Their is no implicit conversion between a scala Vector or array into a dense Vector from mllib, so you must ensure this is complete before feeding it to a model.

df_prep2 = df
# Re-order and select columns
df = df.select("medianHouseValue", 
              "totalBedRooms", 
              "population", 
              "households", 
              "medianIncome", 
              "roomsPerHousehold", 
              "populationPerHousehold", 
              "bedroomsPerRoom")
from pyspark.ml.linalg import DenseVector

# Define the `input_data` 
input_data = df.rdd.map(lambda x: (x[0], DenseVector(x[1:])))
input_data.take(3)
[(-0.0012222000122070313,
  DenseVector([1106.0, 2401.0, 1138.0, 37.86, 6.2381, 2.1098, 0.1558])),
 (-0.0012223999786376953,
  DenseVector([190.0, 496.0, 177.0, 37.85, 8.2881, 2.8023, 0.1295])),
 (-0.0012225,
  DenseVector([235.0, 558.0, 219.0, 37.85, 5.8174, 2.5479, 0.1845]))]
# Replace `df` with the new DataFrame
df = spark.createDataFrame(input_data, ["label", "features"])
df.take(3)
[Row(label=-0.0012222000122070313, features=DenseVector([1106.0, 2401.0, 1138.0, 37.86, 6.2381, 2.1098, 0.1558])),
 Row(label=-0.0012223999786376953, features=DenseVector([190.0, 496.0, 177.0, 37.85, 8.2881, 2.8023, 0.1295])),
 Row(label=-0.0012225, features=DenseVector([235.0, 558.0, 219.0, 37.85, 5.8174, 2.5479, 0.1845]))]

Standardize columns

The StandardScaler is used to transform a column to zero mean and a standard deviation of 1.

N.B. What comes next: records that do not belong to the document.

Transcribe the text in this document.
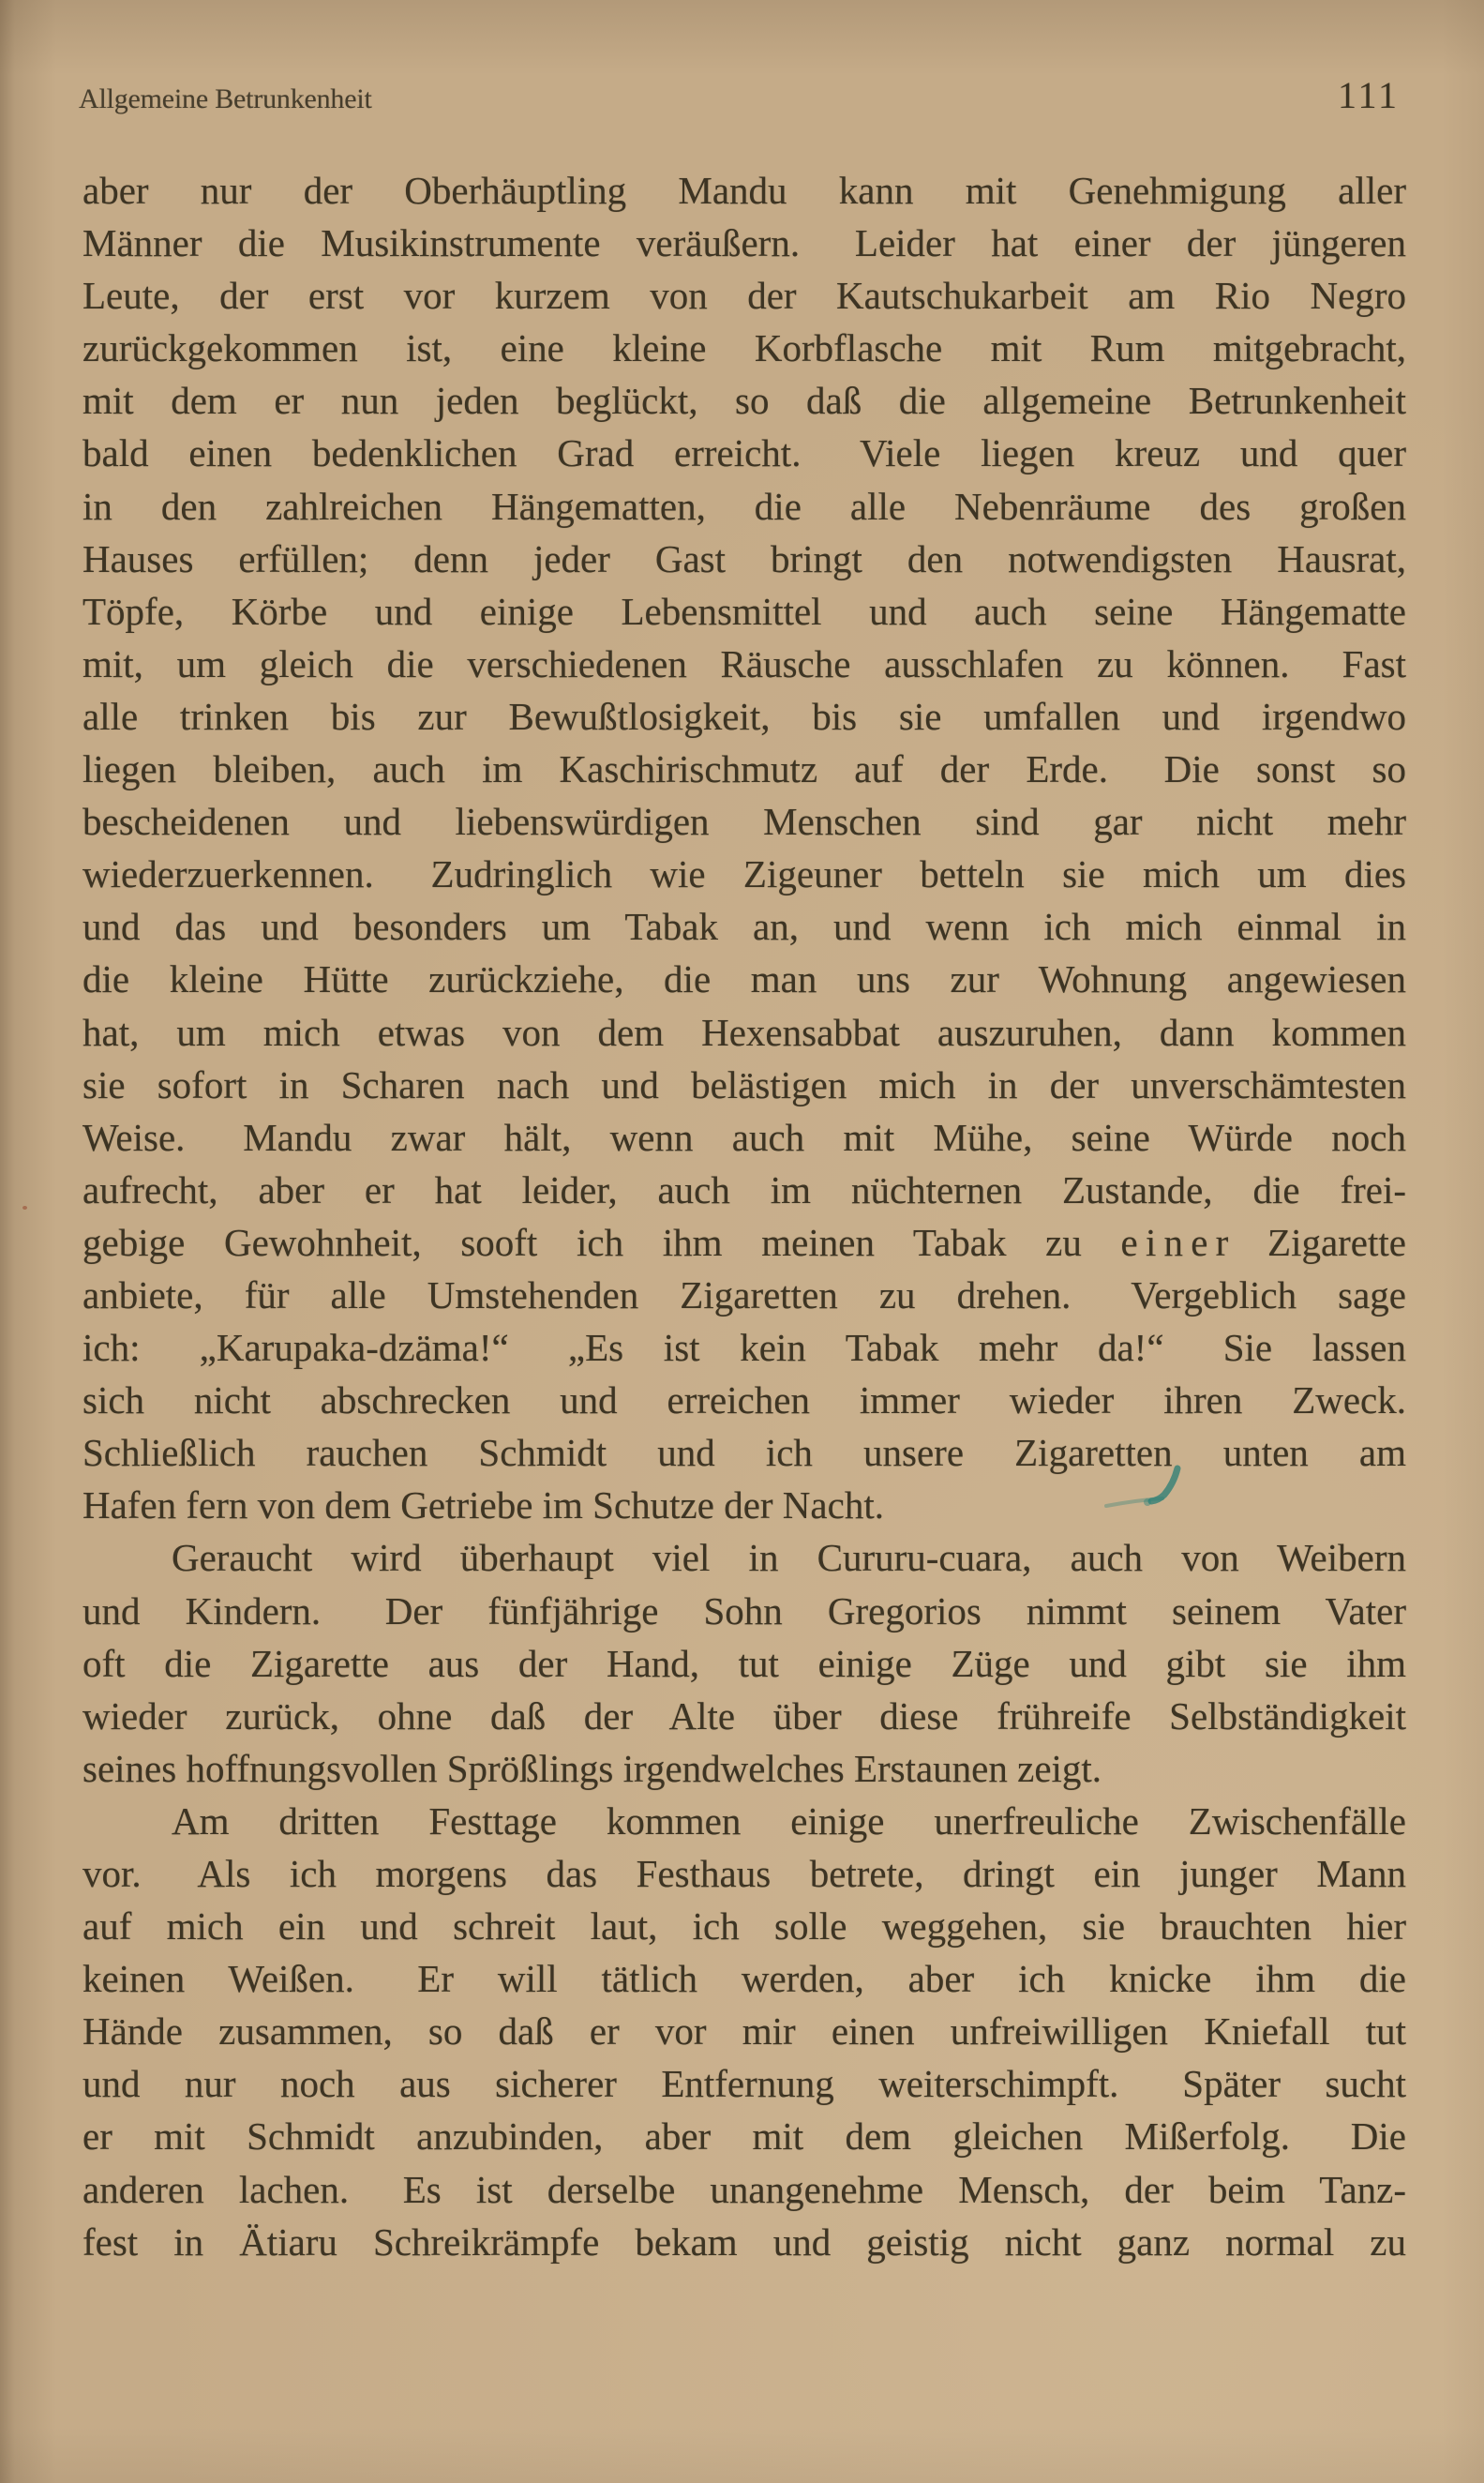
Allgemeine Betrunkenheit	111
aber nur der Oberhäuptling Mandu kann mit Genehmigung aller
Männer die Musikinstrumente veräußern.  Leider hat einer der jüngeren
Leute, der erst vor kurzem von der Kautschukarbeit am Rio Negro
zurückgekommen ist, eine kleine Korbflasche mit Rum mitgebracht,
mit dem er nun jeden beglückt, so daß die allgemeine Betrunkenheit
bald einen bedenklichen Grad erreicht.  Viele liegen kreuz und quer
in den zahlreichen Hängematten, die alle Nebenräume des großen
Hauses erfüllen; denn jeder Gast bringt den notwendigsten Hausrat,
Töpfe, Körbe und einige Lebensmittel und auch seine Hängematte
mit, um gleich die verschiedenen Räusche ausschlafen zu können.  Fast
alle trinken bis zur Bewußtlosigkeit, bis sie umfallen und irgendwo
liegen bleiben, auch im Kaschirischmutz auf der Erde.  Die sonst so
bescheidenen und liebenswürdigen Menschen sind gar nicht mehr
wiederzuerkennen.  Zudringlich wie Zigeuner betteln sie mich um dies
und das und besonders um Tabak an, und wenn ich mich einmal in
die kleine Hütte zurückziehe, die man uns zur Wohnung angewiesen
hat, um mich etwas von dem Hexensabbat auszuruhen, dann kommen
sie sofort in Scharen nach und belästigen mich in der unverschämtesten
Weise.  Mandu zwar hält, wenn auch mit Mühe, seine Würde noch
aufrecht, aber er hat leider, auch im nüchternen Zustande, die frei-
gebige Gewohnheit, sooft ich ihm meinen Tabak zu e i n e r Zigarette
anbiete, für alle Umstehenden Zigaretten zu drehen.  Vergeblich sage
ich:  „Karupaka-dzäma!“  „Es ist kein Tabak mehr da!“  Sie lassen
sich nicht abschrecken und erreichen immer wieder ihren Zweck.
Schließlich rauchen Schmidt und ich unsere Zigaretten unten am
Hafen fern von dem Getriebe im Schutze der Nacht.
Geraucht wird überhaupt viel in Cururu-cuara, auch von Weibern
und Kindern.  Der fünfjährige Sohn Gregorios nimmt seinem Vater
oft die Zigarette aus der Hand, tut einige Züge und gibt sie ihm
wieder zurück, ohne daß der Alte über diese frühreife Selbständigkeit
seines hoffnungsvollen Sprößlings irgendwelches Erstaunen zeigt.
Am dritten Festtage kommen einige unerfreuliche Zwischenfälle
vor.  Als ich morgens das Festhaus betrete, dringt ein junger Mann
auf mich ein und schreit laut, ich solle weggehen, sie brauchten hier
keinen Weißen.  Er will tätlich werden, aber ich knicke ihm die
Hände zusammen, so daß er vor mir einen unfreiwilligen Kniefall tut
und nur noch aus sicherer Entfernung weiterschimpft.  Später sucht
er mit Schmidt anzubinden, aber mit dem gleichen Mißerfolg.  Die
anderen lachen.  Es ist derselbe unangenehme Mensch, der beim Tanz-
fest in Ätiaru Schreikrämpfe bekam und geistig nicht ganz normal zu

# Import `StandardScaler` 
from pyspark.ml.feature import StandardScaler

standardScaler = StandardScaler(inputCol="features", outputCol="features_scaled")   #initialize
scaler = standardScaler.fit(df)    #fit
scaled_df = scaler.transform(df)   #scale
# Inspect the result
scaled_df.select("features_scaled").take(2)
[Row(features_scaled=DenseVector([2.6255, 2.1202, 2.9765, 17.7252, 2.5213, 0.2031, 2.6851])),
 Row(features_scaled=DenseVector([0.451, 0.438, 0.463, 17.7205, 3.3498, 0.2698, 2.2321]))]

Model

Once the data is prepared, we can choose from a number of different models to apply to the data.

Split and Train

train_data, test_data = scaled_df.randomSplit([.8,.2],seed=1234)
from pyspark.ml.regression import LinearRegression

# Initialize `lr`
lr = LinearRegression(labelCol="label", maxIter=10, regParam=0.3, elasticNetParam=0.8)
linearModel = lr.fit(train_data)

Predict

# Generate predictions
predicted = linearModel.transform(test_data)

# Extract the predictions and the "known" correct labels
predictions = predicted.select("prediction").rdd.map(lambda x: x[0])
labels = predicted.select("label").rdd.map(lambda x: x[0])
# Zip `predictions` and `labels` into a list
predictionAndLabel = predictions.zip(labels).collect()
# Print out first 5 instances of `predictionAndLabel` 
predictionAndLabel[:5]
[(-0.0011958166787652167, -0.001243499984741211),
 (-0.0011958166787652167, -0.0012430000305175782),
 (-0.0011958166787652167, -0.0012430000305175782),
 (-0.0011958166787652167, -0.0012419000244140626),
 (-0.0011958166787652167, -0.0012416999816894532)]

Model results

# Coefficients for the model
linearModel.coefficients
DenseVector([0.0, 0.0, 0.0, 0.0, 0.0, 0.0, 0.0])
# Intercept for the model
linearModel.intercept
-0.0011958166787652167
# Get the RMSE
linearModel.summary.rootMeanSquaredError
2.004643282977487e-05
# Get the R2
linearModel.summary.r2
-1.3034018309099338e-13

Conclusion

These are the basic steps taken in every Spark machine learning application.